Chamaco, el torero que revolucionó Barcelona

  Una historia de amor recíproco entre el torero onubense y la afición catalana, que lo hizo suyo para siempre. 

POR PACO MARCH


Fue el 7 de marzo de 1954 y yo estaba allí, al menos eso es lo que siempre me contaron mis padres, en cuyos brazos (sólo tenía siete meses) asistí a la presentación de Antonio Borrero Chamaco en La Monumental, la tarde que abría una historia de amor recíproco entre el torero onubense y la afición catalana, que lo hizo suyo para siempre. Yo, también.

Una semana antes se había iniciado en Barcelona una huelga de tranvías en la que la subida de las tarifas de los billetes sólo era la excusa, pero no el motivo. La ciudad (como España entera) vivía sometida a los estragos de la Guerra Civil y la no menos durísima postguerra. Pese a la represión política,  el movimiento obrero, desde la clandestinidad, empezaba a reconstruirse y un partido político, el PSUC (obviamente también clandestino y con la mayoría de sus dirigentes en la cárcel o en el exilio) aglutinaba a muchos intelectuales. Una ciudad gris que, de pronto, despertó.


En esa grisura, apenas iluminada por los neones del Paralelo, el fútbol y los toros eran un oasis de pasiones. Un año antes había llegado al Barça Ladislao Kubala, un futbolista húngaro, tan rubio como Platko, aquel portero al que Rafael Alberti dedicó su poema “oso rubio de Hungría.
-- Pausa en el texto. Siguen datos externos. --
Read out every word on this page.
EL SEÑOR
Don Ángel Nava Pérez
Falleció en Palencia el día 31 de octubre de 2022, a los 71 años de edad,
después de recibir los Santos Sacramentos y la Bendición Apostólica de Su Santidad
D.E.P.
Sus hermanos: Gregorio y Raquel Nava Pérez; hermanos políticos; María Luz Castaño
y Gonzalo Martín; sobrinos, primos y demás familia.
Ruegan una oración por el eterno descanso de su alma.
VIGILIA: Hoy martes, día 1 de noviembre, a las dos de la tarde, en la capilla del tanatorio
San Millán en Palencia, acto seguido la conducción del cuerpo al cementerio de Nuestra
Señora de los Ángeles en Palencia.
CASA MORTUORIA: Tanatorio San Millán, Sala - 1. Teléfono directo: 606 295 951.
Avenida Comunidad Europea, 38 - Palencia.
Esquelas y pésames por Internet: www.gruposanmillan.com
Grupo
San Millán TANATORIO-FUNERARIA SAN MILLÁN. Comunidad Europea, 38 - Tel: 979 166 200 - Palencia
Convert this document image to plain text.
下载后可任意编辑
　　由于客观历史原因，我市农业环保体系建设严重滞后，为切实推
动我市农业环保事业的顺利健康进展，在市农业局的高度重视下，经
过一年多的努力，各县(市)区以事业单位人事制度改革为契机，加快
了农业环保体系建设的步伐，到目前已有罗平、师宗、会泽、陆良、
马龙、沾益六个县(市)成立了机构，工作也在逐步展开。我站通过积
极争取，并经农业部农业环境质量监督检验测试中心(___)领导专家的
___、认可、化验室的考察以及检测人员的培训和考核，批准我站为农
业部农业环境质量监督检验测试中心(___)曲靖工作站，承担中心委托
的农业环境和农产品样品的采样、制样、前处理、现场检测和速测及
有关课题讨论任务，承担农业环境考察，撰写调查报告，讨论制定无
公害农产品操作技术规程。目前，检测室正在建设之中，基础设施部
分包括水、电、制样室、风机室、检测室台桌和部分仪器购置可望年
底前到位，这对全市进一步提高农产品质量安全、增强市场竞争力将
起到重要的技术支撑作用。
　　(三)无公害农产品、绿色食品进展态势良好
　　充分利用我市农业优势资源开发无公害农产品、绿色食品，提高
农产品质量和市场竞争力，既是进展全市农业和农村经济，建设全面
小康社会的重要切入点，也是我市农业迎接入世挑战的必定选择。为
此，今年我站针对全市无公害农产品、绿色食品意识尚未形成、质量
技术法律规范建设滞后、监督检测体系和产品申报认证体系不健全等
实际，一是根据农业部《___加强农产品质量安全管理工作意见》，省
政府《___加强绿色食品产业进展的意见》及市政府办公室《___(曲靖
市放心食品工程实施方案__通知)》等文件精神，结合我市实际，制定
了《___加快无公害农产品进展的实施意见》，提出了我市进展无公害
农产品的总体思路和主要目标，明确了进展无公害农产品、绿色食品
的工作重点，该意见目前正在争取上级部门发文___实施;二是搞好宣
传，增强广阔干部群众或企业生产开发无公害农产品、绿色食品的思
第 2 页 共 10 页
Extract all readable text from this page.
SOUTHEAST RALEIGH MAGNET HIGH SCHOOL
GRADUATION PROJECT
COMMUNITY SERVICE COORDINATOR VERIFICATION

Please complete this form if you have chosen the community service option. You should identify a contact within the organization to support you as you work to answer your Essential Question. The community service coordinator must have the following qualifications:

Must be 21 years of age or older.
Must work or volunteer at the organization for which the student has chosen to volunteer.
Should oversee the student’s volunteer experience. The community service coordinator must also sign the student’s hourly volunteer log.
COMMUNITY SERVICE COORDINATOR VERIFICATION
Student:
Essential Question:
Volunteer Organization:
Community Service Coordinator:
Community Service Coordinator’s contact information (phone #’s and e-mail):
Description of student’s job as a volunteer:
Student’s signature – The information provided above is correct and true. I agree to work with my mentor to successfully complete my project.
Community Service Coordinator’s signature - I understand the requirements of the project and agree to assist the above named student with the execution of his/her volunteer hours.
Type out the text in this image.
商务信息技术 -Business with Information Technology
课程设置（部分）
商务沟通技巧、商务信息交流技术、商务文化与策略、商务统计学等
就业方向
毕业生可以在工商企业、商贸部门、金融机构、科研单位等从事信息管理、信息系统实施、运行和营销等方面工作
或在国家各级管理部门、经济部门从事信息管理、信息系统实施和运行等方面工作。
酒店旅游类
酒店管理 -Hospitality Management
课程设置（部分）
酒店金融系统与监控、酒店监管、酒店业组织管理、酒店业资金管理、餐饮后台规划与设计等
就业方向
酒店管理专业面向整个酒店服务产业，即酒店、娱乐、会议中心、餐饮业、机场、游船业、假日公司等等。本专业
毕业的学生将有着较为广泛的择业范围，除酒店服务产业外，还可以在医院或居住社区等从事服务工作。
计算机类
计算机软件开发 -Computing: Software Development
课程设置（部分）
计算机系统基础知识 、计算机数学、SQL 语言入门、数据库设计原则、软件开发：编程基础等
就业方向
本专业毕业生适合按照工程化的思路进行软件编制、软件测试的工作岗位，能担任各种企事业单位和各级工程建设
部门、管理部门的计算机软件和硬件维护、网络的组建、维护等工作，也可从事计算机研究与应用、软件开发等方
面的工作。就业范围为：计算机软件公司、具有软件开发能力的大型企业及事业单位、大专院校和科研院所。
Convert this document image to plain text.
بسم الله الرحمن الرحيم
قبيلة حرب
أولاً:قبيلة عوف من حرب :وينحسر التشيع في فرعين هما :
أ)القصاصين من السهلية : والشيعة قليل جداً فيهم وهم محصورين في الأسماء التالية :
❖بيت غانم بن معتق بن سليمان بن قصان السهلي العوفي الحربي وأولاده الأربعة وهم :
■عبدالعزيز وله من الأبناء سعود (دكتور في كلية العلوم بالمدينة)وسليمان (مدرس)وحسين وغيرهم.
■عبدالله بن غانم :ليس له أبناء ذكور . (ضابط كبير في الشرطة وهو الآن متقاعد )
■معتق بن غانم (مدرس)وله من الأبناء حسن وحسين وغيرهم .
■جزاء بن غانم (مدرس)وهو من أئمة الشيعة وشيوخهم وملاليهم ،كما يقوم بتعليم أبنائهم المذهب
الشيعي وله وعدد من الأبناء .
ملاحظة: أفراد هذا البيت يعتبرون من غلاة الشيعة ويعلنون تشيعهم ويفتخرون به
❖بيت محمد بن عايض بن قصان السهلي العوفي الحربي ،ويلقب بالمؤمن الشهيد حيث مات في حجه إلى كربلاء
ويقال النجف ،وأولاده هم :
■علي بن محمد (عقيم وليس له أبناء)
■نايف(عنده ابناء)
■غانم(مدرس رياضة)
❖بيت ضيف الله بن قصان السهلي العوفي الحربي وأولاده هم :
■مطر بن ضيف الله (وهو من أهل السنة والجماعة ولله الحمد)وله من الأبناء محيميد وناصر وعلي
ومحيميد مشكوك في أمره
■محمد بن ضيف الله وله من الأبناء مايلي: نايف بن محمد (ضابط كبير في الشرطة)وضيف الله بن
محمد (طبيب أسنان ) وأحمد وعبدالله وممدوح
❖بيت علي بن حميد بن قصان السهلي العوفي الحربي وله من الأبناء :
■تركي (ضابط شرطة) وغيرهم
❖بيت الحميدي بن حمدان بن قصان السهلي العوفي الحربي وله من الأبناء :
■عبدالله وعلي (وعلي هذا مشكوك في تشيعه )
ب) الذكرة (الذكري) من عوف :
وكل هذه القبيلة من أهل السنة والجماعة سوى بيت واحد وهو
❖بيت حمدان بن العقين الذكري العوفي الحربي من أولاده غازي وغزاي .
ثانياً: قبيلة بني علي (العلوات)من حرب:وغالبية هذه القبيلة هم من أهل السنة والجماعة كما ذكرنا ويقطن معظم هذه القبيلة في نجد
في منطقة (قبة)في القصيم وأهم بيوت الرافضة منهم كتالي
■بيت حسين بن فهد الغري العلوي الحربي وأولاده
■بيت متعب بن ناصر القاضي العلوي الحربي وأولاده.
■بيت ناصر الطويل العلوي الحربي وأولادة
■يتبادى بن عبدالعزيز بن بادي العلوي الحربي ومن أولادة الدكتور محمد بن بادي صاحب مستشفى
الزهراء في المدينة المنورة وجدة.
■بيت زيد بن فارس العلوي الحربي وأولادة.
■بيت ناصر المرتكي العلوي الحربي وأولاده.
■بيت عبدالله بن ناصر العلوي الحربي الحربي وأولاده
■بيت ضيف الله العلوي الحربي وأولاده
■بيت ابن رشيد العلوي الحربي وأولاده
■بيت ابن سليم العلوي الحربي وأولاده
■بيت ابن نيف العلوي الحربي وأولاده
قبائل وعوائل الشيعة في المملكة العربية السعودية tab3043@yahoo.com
Si Kubala cambió la historia del Barça (obligado a levantar un nuevo campo de fútbol, aún hoy llamado Camp Nou), Chamaco la revolucionó.

Tras ese debut, empezó el “fenómeno Chamaco”. El empresario Pedro Balañá, ¡ay, qué tiempos!, le había prometido pagarle los gastos y una repetición si gustaba: toreó veinticuatro tardes ese año en Barcelona, cortando 33 orejas, 7 rabos y 3 patas.



El “chamaquismo”.


Se convirtió en un fenómeno popular al que se sumó la rivalidad, hábilmente orquestada por Balañá, con el torero de Santa Coloma de Gramanet, Joaquín Bernadó, de concepto estilístico opuesto a las heterodoxas formas del onubense.

Con un toreo basado en la quietud, una cintura de enorme flexibilidad, reflejos asombrosos y pisando terrenos de inverosímil proximidad a los pitones, Chamaco, con su acusada personalidad, llena los tendidos y desata las pasiones de una sociedad necesitada de ídolos y, en lo taurino, huérfana de ellos desde la muerte de Manolete.

Torero tremendista se le llamó, quizás con cierto aire de descalificación, pero lo cierto es que Chamaco supo cautivar no sólo a los aficionados sino también ser recibido en los salones de la alta sociedad de la época que, con una mezcla de  admiración y gusto por lo “exótico “ lo convirtieron en asiduo de sus fiestas, rompiendo así barreras y llevando su particular revolución más allá de los ruedos.


Eran los cincuenta, años de gloria para el toreo en Barcelona, con dos plazas, Las Arenas y La Monumental, funcionando a la vez, incluso solapadas en su programación y también con una escuela taurina , la del torero eibarrés  Pedro Basauri Pedrucho ( debutó en Las Arenas en 1914) que lucía su porte distinguido (fue, también, actor de cine) por el Paseo de Gracia- donde regentaba una tienda de chocolates- y se quitaba el sombrero al paso de las mujeres guapas. Por la Escuela de Pedrucho pasaron toreros catalanes de la época, como Roberto Espinosa, Enrique Patón o Enrique Molina. Años aquellos de efervescencia taurina, con las calles invadidas por la muchedumbre que, después de las tardes de toros, portaban en hombros a su ídolo Chamaco, en una procesión laica de fe y fervor, desde Las Arenas o La Monumental hasta el hotel Comercio, en la calle Escudellers, travesía de la Rambla de las Flores, donde se alojaba siempre el torero.

Sí, hablar de la Barcelona taurina es hablar de Chamaco. Y viceversa, pues no se entienden el uno sin la otra. Durante doce años, Chamaco toreó aquí 178 tardes, 163 de ellas en La Monumental y las otras 15 en Las Arenas.

Por eso y por tanto, traigo hoy aquí a Chamaco.

 Porque tampoco entiendo mi vida sin ese recuerdo, difuso en sus inicios pero que forma parte del territorio de la infancia. Desde aquella primera tarde, aún en brazos de mis padres, a la memoria posterior, con seis, siete, ocho años…hasta el adiós.